2つのルートを合わせて「一帯一路」と呼ぶ。
中国はこの経済圏実現に、自らが主導するアジアインフラ投資銀行(AIIB)の設立に加え、400億ドル(約4兆8千億円)を拠出し、各国のインフラ整備にあてることを表明した。
中国が甘い言葉で持ちかける“夢の計画”に、周辺諸国も思わず乗り気になったに違いない。
アジアは中国と米国がその影響力をめぐって、激しくぶつかり合っている場所だ。中でも中東からの原油輸送のルートとなっているインド洋は、米中印がパワーバランスを競う戦略的な海域である。
ここで中国は、インドを囲い込むようにパキスタンのグダワル、スリランカのハンバントタ、バングラデシュのチッタゴンなどで港湾施設を整備し「真珠の首飾り」戦略を推進してきた。その要衝となるのがスリランカである。

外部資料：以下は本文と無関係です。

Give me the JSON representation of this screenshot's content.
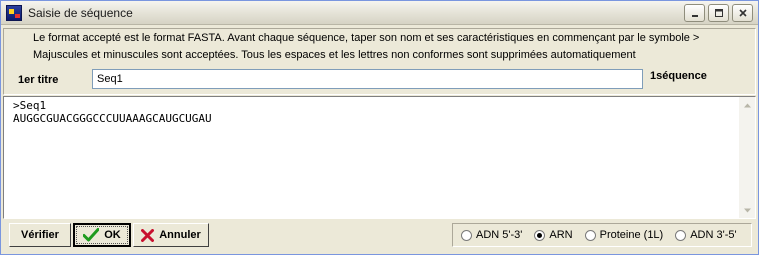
{
  "window": {
    "title": "Saisie de séquence"
  },
  "info": {
    "line1": "Le format accepté est le format FASTA. Avant chaque séquence, taper son nom et ses caractéristiques en commençant par le symbole >",
    "line2": "Majuscules et minuscules sont acceptées. Tous les espaces et les lettres non conformes sont supprimées automatiquement",
    "first_title_label": "1er titre",
    "first_title_value": "Seq1",
    "sequence_count": "1séquence"
  },
  "sequence": {
    "line1": ">Seq1",
    "line2": "AUGGCGUACGGGCCCUUAAAGCAUGCUGAU"
  },
  "buttons": {
    "verify": "Vérifier",
    "ok": "OK",
    "cancel": "Annuler"
  },
  "radio_options": {
    "adn53": "ADN 5'-3'",
    "arn": "ARN",
    "proteine": "Proteine (1L)",
    "adn35": "ADN 3'-5'",
    "selected": "ARN"
  },
  "icons": {
    "ok": "checkmark-icon",
    "cancel": "x-icon",
    "app": "app-icon",
    "minimize": "minimize-icon",
    "maximize": "maximize-icon",
    "close": "close-icon"
  },
  "colors": {
    "window_bg": "#ece9d8",
    "check_green": "#1e9b1e",
    "cancel_red": "#c8102e"
  }
}
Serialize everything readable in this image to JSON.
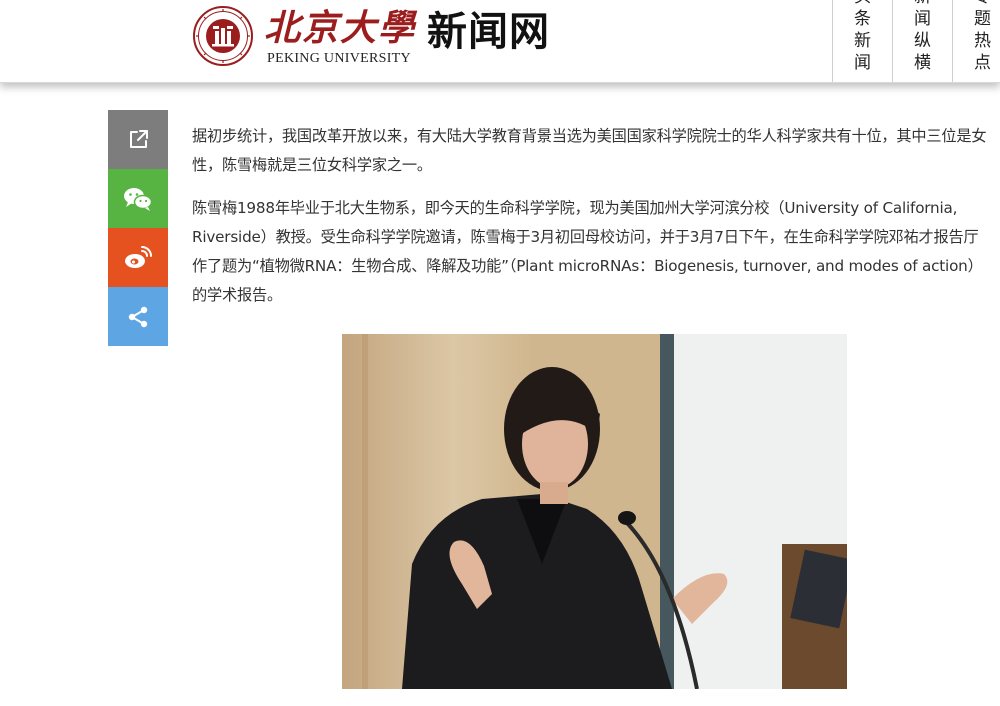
{
  "header": {
    "logo_cn": "北京大學",
    "logo_en": "PEKING UNIVERSITY",
    "site_title": "新闻网",
    "nav": [
      {
        "label": "头条新闻"
      },
      {
        "label": "新闻纵横"
      },
      {
        "label": "专题热点"
      }
    ]
  },
  "share_bar": {
    "buttons": [
      {
        "icon": "share-external-icon",
        "color": "#7d7d7d"
      },
      {
        "icon": "wechat-icon",
        "color": "#57b342"
      },
      {
        "icon": "weibo-icon",
        "color": "#e5521f"
      },
      {
        "icon": "share-icon",
        "color": "#5ea6e3"
      }
    ]
  },
  "article": {
    "paragraphs": [
      "据初步统计，我国改革开放以来，有大陆大学教育背景当选为美国国家科学院院士的华人科学家共有十位，其中三位是女性，陈雪梅就是三位女科学家之一。",
      "陈雪梅1988年毕业于北大生物系，即今天的生命科学学院，现为美国加州大学河滨分校（University of California, Riverside）教授。受生命科学学院邀请，陈雪梅于3月初回母校访问，并于3月7日下午，在生命科学学院邓祐才报告厅作了题为“植物微RNA：生物合成、降解及功能”（Plant microRNAs：Biogenesis, turnover, and modes of action）的学术报告。"
    ],
    "photo": {
      "description": "woman speaking at a podium microphone"
    }
  },
  "colors": {
    "seal_red": "#9b1d1d",
    "text": "#333333"
  }
}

しかし今年1月、中国の戦略に大きな誤算が生じた。スリランカ大統領選挙で「中国一辺倒」だったラジャパクサ大統領が、シリセナ前保健相に敗北したからだ。シリセナ氏は欧米との関係修復や日中印との“バランス外交”を掲げる。
海外メディアは「真珠の首飾りの最大の“真珠”が欠けた」と指摘したが、中国が心穏やかでないことは間違いない。

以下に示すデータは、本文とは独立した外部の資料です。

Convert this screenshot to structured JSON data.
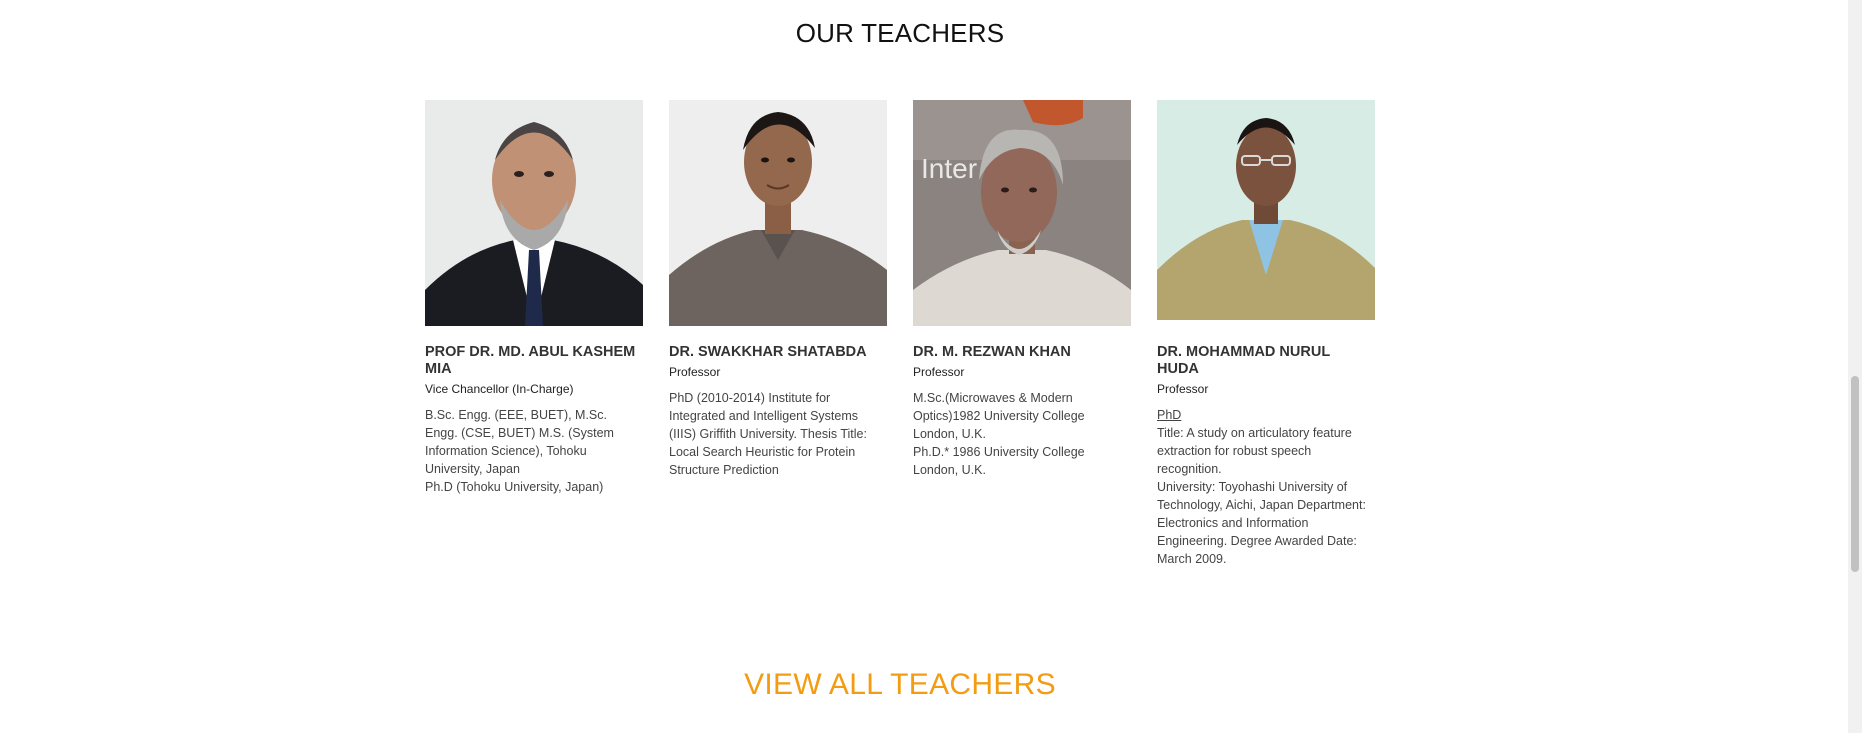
{
  "section": {
    "title": "OUR TEACHERS"
  },
  "teachers": [
    {
      "name": "PROF DR. MD. ABUL KASHEM MIA",
      "title": "Vice Chancellor (In-Charge)",
      "desc": [
        "B.Sc. Engg. (EEE, BUET), M.Sc. Engg. (CSE, BUET) M.S. (System Information Science), Tohoku University, Japan",
        "Ph.D (Tohoku University, Japan)"
      ],
      "photo_alt": "Photo of Prof Dr. Md. Abul Kashem Mia"
    },
    {
      "name": "DR. SWAKKHAR SHATABDA",
      "title": "Professor",
      "desc": [
        "PhD (2010-2014) Institute for Integrated and Intelligent Systems (IIIS) Griffith University. Thesis Title: Local Search Heuristic for Protein Structure Prediction"
      ],
      "photo_alt": "Photo of Dr. Swakkhar Shatabda"
    },
    {
      "name": "DR. M. REZWAN KHAN",
      "title": "Professor",
      "desc": [
        "M.Sc.(Microwaves & Modern Optics)1982 University College London, U.K.",
        "Ph.D.* 1986 University College London, U.K."
      ],
      "photo_alt": "Photo of Dr. M. Rezwan Khan",
      "photo_text": "Inter    al Un"
    },
    {
      "name": "DR. MOHAMMAD NURUL HUDA",
      "title": "Professor",
      "degree_link": "PhD",
      "desc": [
        "Title: A study on articulatory feature extraction for robust speech recognition.",
        "University: Toyohashi University of Technology, Aichi, Japan Department: Electronics and Information Engineering. Degree Awarded Date: March 2009."
      ],
      "photo_alt": "Photo of Dr. Mohammad Nurul Huda"
    }
  ],
  "cta": {
    "label": "VIEW ALL TEACHERS"
  },
  "colors": {
    "accent": "#f39c12",
    "heading": "#111111",
    "text": "#444444"
  }
}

スリランカはもともと日本が最大の援助国だった。しかし、少数民族タミル人との内戦による人権弾圧が国際社会の批判を浴び、支援が減少。その隙を埋めるように中国が援助を拡大させ、2009年には最大のドナー国となった。
米紙ウォールストリート・ジャーナルは1月、ラジャパクサ大統領の敗北を受けて
「今やスリランカの友人は必ずしも中国とはかぎらない。米国は新政権が提供している機会を素早く利用するように動くべきだ」とするアーミテージ元米国務副長官らの意見を掲載し、軍事交流の復活を訴えた。
1月25~27日にはオバマ米大統領がインドを訪問し、対中包囲網の形成を目指すとみられる「アジア太平洋、インド洋地域における共同戦略ビジョン」を発表した。